President Joseph E. Aoun’s message on Wednesday at his annual address to the Faculty Senate was clear: Northeastern University is well-positioned to meet the challenges and changing landscape in higher education today.
“I feel the higher education picture is exciting,” Aoun said. “It’s exciting for those who are going to take charge and shape the future of higher education. If we stand still, we are not going to move forward.”
There are many factors contributing to changes in higher education, Aoun explained, including changing student demographics, a shift from a teacher-centered approach to a learner-centered approach, and a push at the federal level to measure the value colleges and universities offer their students.
Aoun noted that about 85 percent of higher education students are non-traditional learners, meaning they may be part-time students, working professionals, or off-campus residents. He said American universities must offer flexible programs that meet students’ needs and focus on outcomes, something he said Northeastern is already doing.
“That is an enormous change and it isn’t going to diminish,” Aoun said of the demographic shift. “The delivery has to correspond with the need. Online offerings are becoming ubiquitous. Learners want programs that will allow them to have a better life, which means that it’s not only about content.”
Northeastern has an advantage when it comes to the move from teacher-centered to learner-centered approaches, Aoun noted, due to the university’s longstanding commitment to experiential learning through its signature co-op program, student research, and other experiences through which students gain valuable real-world experience and become citizens of the globe. For example, Northeastern had more than 8,000 co-op placements last year, and students are participating in experiential learning in 93 countries worldwide.
Northeastern recently released its second annual national survey to find what Americans’ attitude is toward higher education in the United States.
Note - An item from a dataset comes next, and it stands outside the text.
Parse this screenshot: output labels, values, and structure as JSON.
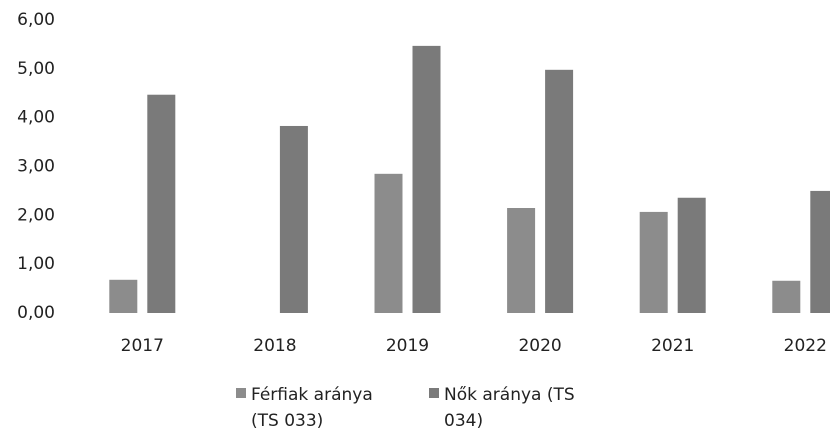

Among the findings was that the public and business leaders agreed that students who combine study with experiential learning—through an internship or paid employment related to their field—will have more successful careers in the long term.
“Experiential is in,” Aoun said. “I really believe we are well positioned. Experiential learning is our edge, let’s capitalize on that.”
The president also noted that the federal government is taking a hard look at regulations for higher education that focus on output measures that demonstrate colleges and universities’ value and success. He said it is important to actively push for measures that make sense for higher education.
“The implications for higher education are enormous,” Aoun explained, “because you know when you have uniform measures, you have to know if those are measures you should be following.”
While the changes to higher education are coming fast, Aoun said Northeastern is equipped to adapt and continue to provide students with an outstanding education. In addition to its strong academic and experiential-learning programs for undergraduates, Northeastern offers one of the largest libraries of professional masters programs in the country delivered in a variety of ways—including through its graduate campuses in Charlotte, N.C., and Seattle, as well as exclusive partnerships with industry such as its high-tech MBA program with IBM in China, India, and the Philippines.
“We are offering an education that is first rate,” he said. “People are coming to us because it is differentiated. That is what we have been working on all together and we are shaping this change.”